What impacts your debt service ratio? Things like other debt payments, heating costs, property taxes and of course… interest rates, will all impact your debt service ratio.
For example, two loans, one with a higher interest rate and one with a lower interest rate, will have different mortgage payments. So, while the amount of the loan stays the same, the lower interest rate will make the monthly payments more affordable.
Mortgage affordability calculators like this one can help you get a ballpark number for how much you can afford.
Affordability calculators are a good place to start, but the best thing to do is to visit a mortgage broker and get prequalified for a mortgage. Your broker will help you figure out exactly how much the banks are willing to lend you and they’ll help you get the best rate.
“The best way to decide how much house you can afford is to make a detailed budget.”
Personal Finance ‘Guidelines’
Personal finance guidelines are less strict. The most basic personal finance guideline is that housing expenses shouldn’t be more than 35% of your net income.
This guideline is based on the simple 50/30/20 budget. Following these budget rules will ensure you can afford your home while still achieve your other financial goals. Basically, it helps you avoid becoming “house poor”. Along with spending 35% of your net income on housing it also assumes 15% of your net income goes to transportation, 20% of your income goes towards savings/debt and 30% of your net income goes to general life expenses.
The thing is, tradeoffs can be made. These tradeoffs may let you spend more than 35% of your net income on housing if you can save money in other categories.
Transportation and housing are very much linked, buying in one location may mean higher transportation costs but lower housing costs. Buying a house in another location may mean lower transportation cost but higher housing costs.
Typically, transportation expenses are around 15% of a person’s income. But living in a location that is conducive to other forms of transit can cut this cost dramatically, even to zero. Going above the housing guideline is reasonable when it allows you to significantly cut your transportation expenses.
How To Decide How Much House You Can Afford?

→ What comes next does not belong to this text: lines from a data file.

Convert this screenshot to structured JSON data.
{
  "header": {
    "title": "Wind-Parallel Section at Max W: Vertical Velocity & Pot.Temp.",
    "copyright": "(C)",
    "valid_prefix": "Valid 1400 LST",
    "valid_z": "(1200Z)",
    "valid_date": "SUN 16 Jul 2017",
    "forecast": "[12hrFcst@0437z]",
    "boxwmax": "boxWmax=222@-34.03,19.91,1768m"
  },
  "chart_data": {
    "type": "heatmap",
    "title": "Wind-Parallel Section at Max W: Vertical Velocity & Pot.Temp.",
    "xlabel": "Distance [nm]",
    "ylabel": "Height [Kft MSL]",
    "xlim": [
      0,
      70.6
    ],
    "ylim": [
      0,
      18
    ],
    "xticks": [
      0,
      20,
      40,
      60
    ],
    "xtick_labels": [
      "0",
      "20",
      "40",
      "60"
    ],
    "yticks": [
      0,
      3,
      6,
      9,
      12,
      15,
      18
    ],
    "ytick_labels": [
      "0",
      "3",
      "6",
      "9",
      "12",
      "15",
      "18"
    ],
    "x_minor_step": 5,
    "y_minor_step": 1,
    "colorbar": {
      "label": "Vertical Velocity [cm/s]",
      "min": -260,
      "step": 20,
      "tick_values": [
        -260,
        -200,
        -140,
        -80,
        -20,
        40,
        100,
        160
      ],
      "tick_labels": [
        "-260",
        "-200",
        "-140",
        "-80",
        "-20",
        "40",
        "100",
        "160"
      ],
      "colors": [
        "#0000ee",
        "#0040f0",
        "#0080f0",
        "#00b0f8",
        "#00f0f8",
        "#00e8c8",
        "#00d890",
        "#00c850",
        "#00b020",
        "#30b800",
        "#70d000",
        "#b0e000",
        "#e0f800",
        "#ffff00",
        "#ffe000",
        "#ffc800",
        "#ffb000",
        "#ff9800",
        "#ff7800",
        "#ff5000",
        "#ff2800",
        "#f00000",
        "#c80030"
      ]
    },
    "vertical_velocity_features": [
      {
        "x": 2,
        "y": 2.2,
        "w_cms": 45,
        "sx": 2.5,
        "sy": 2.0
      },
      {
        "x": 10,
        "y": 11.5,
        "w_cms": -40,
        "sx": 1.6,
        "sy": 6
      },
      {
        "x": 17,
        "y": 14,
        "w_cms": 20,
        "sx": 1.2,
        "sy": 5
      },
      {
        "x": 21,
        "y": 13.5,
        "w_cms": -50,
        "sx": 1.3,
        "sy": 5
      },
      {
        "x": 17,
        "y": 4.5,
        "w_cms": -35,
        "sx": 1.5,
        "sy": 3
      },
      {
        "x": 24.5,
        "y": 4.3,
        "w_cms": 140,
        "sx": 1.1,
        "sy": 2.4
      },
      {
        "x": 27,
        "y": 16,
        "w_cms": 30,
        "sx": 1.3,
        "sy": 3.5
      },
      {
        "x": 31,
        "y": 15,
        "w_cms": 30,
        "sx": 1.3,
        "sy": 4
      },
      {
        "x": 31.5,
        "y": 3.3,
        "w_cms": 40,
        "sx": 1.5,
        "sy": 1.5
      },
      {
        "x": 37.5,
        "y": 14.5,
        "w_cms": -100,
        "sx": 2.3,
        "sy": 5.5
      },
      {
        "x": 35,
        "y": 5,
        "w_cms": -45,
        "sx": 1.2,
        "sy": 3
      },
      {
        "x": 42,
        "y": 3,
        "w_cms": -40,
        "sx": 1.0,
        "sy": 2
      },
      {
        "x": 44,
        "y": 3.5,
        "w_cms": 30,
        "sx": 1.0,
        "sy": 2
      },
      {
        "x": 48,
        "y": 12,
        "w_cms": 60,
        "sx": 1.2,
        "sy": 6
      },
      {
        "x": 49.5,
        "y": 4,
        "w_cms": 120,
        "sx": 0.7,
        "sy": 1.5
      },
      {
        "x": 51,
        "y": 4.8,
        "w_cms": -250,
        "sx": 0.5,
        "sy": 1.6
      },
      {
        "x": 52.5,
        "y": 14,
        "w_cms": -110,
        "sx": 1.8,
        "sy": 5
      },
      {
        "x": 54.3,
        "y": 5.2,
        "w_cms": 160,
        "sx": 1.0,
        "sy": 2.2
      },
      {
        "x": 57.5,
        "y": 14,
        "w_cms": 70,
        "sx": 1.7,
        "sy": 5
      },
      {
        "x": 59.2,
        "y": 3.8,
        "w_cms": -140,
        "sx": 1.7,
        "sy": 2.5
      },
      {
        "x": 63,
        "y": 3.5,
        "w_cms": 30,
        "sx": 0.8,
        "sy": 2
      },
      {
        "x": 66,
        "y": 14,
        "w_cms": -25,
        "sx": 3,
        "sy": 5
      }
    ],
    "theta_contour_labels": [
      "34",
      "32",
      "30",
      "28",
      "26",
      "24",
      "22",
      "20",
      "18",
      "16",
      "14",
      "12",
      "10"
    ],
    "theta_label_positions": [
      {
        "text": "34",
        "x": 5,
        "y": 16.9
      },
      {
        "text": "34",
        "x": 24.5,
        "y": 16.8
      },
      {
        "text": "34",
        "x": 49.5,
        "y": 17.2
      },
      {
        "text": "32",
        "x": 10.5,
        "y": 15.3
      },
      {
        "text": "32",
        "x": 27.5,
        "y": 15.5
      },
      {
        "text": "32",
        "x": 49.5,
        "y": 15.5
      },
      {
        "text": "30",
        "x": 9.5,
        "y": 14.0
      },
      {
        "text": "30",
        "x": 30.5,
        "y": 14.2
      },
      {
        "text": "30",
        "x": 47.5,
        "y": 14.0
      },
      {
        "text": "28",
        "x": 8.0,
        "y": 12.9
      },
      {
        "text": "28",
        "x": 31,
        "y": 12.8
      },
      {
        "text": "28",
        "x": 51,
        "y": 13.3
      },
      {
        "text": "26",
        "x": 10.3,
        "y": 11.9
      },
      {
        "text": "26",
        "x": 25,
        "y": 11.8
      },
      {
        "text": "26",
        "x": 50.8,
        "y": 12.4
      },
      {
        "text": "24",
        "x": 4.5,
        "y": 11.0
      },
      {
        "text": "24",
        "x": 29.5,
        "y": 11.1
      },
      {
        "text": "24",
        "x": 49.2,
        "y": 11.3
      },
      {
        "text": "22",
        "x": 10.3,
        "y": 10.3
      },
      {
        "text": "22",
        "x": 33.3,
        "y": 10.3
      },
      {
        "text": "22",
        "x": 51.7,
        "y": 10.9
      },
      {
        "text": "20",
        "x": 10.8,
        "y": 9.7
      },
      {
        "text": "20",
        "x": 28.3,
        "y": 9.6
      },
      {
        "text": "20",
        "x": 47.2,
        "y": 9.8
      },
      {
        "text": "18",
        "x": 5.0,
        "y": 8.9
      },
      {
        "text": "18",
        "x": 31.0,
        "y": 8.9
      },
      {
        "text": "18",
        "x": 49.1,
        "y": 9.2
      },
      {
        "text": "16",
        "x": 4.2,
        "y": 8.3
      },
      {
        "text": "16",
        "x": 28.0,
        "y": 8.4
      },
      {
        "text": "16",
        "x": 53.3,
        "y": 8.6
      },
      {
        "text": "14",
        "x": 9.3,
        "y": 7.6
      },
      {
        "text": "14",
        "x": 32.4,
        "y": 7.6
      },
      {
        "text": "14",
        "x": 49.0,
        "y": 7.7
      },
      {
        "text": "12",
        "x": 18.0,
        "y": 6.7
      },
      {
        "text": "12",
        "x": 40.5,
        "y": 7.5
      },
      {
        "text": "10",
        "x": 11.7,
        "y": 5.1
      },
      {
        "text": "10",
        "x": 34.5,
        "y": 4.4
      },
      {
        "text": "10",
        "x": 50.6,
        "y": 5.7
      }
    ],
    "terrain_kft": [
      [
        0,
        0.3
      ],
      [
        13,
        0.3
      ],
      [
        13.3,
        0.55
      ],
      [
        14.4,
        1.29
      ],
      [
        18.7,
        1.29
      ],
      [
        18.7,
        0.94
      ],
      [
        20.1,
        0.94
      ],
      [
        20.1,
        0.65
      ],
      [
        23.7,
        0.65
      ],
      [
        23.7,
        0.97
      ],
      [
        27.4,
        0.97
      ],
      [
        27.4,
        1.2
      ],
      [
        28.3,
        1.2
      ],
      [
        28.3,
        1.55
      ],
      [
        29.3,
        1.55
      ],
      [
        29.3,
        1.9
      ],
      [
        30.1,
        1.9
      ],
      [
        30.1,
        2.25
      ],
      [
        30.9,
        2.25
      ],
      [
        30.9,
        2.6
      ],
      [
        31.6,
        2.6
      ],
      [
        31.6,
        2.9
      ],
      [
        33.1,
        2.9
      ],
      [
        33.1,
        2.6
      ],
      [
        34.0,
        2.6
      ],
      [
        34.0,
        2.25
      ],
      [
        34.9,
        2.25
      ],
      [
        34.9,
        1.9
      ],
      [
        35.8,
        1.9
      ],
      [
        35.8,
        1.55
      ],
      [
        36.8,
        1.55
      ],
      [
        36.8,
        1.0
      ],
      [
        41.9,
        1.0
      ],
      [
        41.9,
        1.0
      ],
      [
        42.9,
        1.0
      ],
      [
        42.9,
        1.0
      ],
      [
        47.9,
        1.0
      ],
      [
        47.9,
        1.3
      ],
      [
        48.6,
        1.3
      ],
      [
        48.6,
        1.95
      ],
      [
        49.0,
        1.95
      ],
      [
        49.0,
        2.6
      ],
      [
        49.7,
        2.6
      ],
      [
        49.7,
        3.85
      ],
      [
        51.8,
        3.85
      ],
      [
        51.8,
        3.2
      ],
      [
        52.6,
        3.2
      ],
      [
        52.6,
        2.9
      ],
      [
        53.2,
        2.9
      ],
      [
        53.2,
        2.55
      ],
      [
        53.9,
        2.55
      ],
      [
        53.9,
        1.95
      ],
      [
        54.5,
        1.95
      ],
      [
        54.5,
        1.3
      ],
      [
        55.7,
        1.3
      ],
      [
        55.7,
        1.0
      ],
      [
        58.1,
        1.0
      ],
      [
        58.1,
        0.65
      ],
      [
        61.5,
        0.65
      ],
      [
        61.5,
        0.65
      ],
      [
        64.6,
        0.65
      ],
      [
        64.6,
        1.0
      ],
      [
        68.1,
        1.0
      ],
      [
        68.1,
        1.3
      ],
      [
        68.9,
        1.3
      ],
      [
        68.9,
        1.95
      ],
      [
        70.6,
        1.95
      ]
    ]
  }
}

The best way to decide how much house you can afford is to make a detailed budget. I always recommend making a new budget for major life changes. This might be marriage, or children, or buying a house.
Making a new budget will help you decide how much house you can truly afford while still affording your regular lifestyle.
A new budget can also help you identify tradeoffs. You might find yourself going over the 35% guideline for a newer, energy efficient house, that has lower ongoing expenses. Or you might go over the 35% guideline in a city with lower annual property taxes.
Whatever you decide, the very first thing you need to do is get prequalified for a mortgage. Everyone’s budget its different, we all value different things, we all prioritize housing differently, but according to the bank we’re just a number and the first thing you’ll want to do is find out what number the bank says you can afford.